Highlights & Insights

  • Theoretically precise framing: Identifying INN steganography as a linear mixing process reveals its fundamental fragility from a signal-processing perspective, rather than relying on brute-force deep learning detection.
  • Minimal yet effective: 8 features + SVM achieving 84.6% is sufficient to invalidate the "security" claims of these schemes.
  • Strong interpretability: DWT separates frequencies → PCA selects weak signals → ICA separates mixed sources → statistical moments capture distributional differences; each step has clear intuition.
  • Multi-level validation: The dedicated ICA method (high interpretability) and classical SRM+SVM (higher detection rate) together provide complementary evidence of the vulnerability.

Limitations & Future Work

  • Only five steganographic schemes are evaluated, all using publicly available models and weights; generalization to unknown architectures remains unverified.
  • The PCA component selection (components 9 and 11) results from a grid search on specific schemes; optimal components may vary across methods.
  • Adversarial settings are not considered—it is unclear whether the ICA method remains effective if an undetectability loss is incorporated into the steganographic training objective.
  • Experiments are limited to a fixed resolution of 512×512; the effect of varying resolutions is unexplored.
  • The ICA method shows limited effectiveness against pixel-domain schemes such as Baluja (61.83%), indicating greater sensitivity to DWT-domain operations.
  • vs.

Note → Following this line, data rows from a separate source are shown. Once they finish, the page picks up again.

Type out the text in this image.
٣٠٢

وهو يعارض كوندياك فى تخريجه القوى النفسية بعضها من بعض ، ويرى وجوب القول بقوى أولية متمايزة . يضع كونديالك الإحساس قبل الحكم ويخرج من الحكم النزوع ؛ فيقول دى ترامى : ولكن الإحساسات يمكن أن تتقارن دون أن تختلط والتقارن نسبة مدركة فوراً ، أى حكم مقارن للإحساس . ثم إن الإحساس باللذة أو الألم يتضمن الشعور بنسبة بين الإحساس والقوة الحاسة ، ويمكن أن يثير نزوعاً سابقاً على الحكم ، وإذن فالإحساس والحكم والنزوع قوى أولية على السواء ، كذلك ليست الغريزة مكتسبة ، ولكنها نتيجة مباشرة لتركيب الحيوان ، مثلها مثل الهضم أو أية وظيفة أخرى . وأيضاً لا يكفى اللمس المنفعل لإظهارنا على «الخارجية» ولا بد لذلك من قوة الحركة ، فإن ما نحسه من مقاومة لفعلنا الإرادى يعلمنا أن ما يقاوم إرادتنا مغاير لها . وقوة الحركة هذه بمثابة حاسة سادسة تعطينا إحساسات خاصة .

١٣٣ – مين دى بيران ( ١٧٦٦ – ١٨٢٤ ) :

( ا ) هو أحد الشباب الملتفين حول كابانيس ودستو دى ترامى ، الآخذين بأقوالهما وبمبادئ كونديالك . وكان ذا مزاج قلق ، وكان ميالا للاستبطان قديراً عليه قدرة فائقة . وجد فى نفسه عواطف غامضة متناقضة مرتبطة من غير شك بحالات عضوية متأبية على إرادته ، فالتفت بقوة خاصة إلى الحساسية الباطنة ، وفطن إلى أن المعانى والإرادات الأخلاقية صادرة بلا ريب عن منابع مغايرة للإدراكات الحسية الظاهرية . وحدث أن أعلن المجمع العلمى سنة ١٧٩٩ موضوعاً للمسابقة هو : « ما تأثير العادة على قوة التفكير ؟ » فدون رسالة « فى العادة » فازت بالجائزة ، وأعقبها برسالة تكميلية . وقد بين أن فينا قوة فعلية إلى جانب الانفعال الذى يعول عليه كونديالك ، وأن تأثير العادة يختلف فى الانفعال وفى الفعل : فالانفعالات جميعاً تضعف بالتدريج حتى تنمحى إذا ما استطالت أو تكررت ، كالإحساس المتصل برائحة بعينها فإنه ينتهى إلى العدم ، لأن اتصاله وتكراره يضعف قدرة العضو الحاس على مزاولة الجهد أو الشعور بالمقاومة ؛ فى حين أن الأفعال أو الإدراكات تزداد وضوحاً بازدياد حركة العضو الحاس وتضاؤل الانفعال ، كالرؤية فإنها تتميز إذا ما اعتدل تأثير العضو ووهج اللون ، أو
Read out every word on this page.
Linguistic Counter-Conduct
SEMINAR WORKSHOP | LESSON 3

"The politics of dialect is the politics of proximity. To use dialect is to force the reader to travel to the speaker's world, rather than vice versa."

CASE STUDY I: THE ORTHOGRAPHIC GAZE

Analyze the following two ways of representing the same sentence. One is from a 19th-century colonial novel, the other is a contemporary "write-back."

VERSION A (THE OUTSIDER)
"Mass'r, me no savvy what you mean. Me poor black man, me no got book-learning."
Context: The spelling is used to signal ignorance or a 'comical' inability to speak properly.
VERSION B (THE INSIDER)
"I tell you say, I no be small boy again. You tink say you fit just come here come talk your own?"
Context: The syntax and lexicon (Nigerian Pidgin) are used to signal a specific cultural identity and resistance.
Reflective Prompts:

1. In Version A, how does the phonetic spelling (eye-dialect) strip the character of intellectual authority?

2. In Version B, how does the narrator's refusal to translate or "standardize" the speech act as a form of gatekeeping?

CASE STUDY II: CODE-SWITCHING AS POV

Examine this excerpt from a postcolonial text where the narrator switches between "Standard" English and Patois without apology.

Peng et al. (ICASSP 2024): The only prior work in this area, which trains a surrogate model to extract the payload via supervised learning; it requires substantial training data and lacks interpretability. The proposed method uses unsupervised ICA with a simple SVM, offering far superior interpretability.
  • vs. Security claims of HiNet/PRIS: These papers report low detection rates using specifically configured classical steganalysis methods, yet SRM+SVM achieves 99%+—their security claims are not credible.
  • vs. Traditional steganography (e.g., LSB): Traditional schemes operate at much lower embedding rates and benefit from mature security designs such as adaptive embedding. This paper demonstrates that high-capacity schemes must pay a fundamental security cost.

Rating

  • Novelty: ⭐⭐⭐⭐ Analyzing INN steganographic security from an ICA/blind source separation perspective is a genuinely novel angle; the tools are classical, but their combination is innovative.
  • Experimental Thoroughness: ⭐⭐⭐ Comparison across five schemes is adequate, but generalization experiments across different resolutions and datasets are absent.
  • Writing Quality: ⭐⭐⭐⭐⭐ The paper is concise and well-structured; the motivation at each step is clearly articulated and the overall readability is excellent.
  • Value: ⭐⭐⭐⭐ The work carries an important cautionary message for the steganographic security community and is likely to motivate the design of more secure steganographic schemes.